La résilience de la population est l'un de mes souvenirs les plus émouvants. Dans une ville, un médecin polonais a tenu à me faire visiter l'hôpital dans lequel il travaillait. Ce médecin est aussi prêtre et vit depuis longtemps en Centrafrique. Les membres de la communauté l'apprécient et ont travaillé avec lui pour rénover l'établissement de santé. Certains ont apporté du sable, d'autres du ciment. D'autres encore ont déblayé le terrain, tandis que le médecin demandait à des donateurs de son pays d'envoyer du matériel médical. Ensemble, ils ont créé quelque chose qui va durer. La communauté reçoit les soins de santé dont elle a besoin grâce à l'initiative qu'elle a prise et aux efforts qu'elle a déployés. L'hôpital accueille même quelques patients du Tchad voisin.

Alors que ma mission en République centrafricaine touche à sa fin, je voudrais que davantage d'initiatives de ce genre complètent ce que font des acteurs humanitaires comme le CICR. Je voudrais que le monde ait davantage conscience de ce qui se passe en Centrafrique.
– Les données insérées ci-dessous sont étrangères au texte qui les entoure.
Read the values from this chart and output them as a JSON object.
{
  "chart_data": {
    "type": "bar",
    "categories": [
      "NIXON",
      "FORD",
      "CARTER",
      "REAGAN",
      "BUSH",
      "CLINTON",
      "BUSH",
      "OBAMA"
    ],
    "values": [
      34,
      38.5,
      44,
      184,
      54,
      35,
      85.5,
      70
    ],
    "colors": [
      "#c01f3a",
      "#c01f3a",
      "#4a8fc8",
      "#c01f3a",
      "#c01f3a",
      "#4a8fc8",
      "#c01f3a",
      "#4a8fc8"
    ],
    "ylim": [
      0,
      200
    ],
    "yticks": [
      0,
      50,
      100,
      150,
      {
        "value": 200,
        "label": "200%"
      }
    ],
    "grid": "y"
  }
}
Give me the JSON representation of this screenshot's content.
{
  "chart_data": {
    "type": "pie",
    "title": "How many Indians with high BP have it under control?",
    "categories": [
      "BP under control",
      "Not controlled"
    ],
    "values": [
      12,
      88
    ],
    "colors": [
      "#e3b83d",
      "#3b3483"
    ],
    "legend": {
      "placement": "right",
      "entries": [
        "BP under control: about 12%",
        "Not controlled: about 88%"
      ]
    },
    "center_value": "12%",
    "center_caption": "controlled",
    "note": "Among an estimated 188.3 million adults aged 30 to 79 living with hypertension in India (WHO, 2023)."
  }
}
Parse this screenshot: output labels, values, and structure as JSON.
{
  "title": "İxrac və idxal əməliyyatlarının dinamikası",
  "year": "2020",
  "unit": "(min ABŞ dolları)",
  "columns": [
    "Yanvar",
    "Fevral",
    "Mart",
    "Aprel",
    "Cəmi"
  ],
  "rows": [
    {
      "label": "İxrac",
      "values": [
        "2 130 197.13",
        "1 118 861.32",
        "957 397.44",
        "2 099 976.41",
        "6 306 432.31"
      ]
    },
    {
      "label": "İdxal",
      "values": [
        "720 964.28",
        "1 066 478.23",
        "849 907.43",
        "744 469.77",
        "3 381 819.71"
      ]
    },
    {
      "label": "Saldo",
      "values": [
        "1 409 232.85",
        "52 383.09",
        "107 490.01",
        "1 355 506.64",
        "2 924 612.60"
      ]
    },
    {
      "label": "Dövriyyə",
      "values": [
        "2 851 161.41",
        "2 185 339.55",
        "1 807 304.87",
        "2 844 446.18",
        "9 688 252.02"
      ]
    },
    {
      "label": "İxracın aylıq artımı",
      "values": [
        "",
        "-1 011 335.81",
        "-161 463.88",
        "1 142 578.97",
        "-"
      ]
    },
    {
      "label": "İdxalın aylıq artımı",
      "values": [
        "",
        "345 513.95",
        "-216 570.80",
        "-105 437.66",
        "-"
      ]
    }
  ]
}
La population de ce pays mérite mieux. L'assistance humanitaire, seule, ne suffit pas. Le gouvernement a beaucoup à faire et la population a aussi un rôle à jouer, mais le monde peut les aider considérablement en leur accordant au moins son attention.


*Cet article a été écrit quelques jours avant le regain de violence de mi-décembre 2020.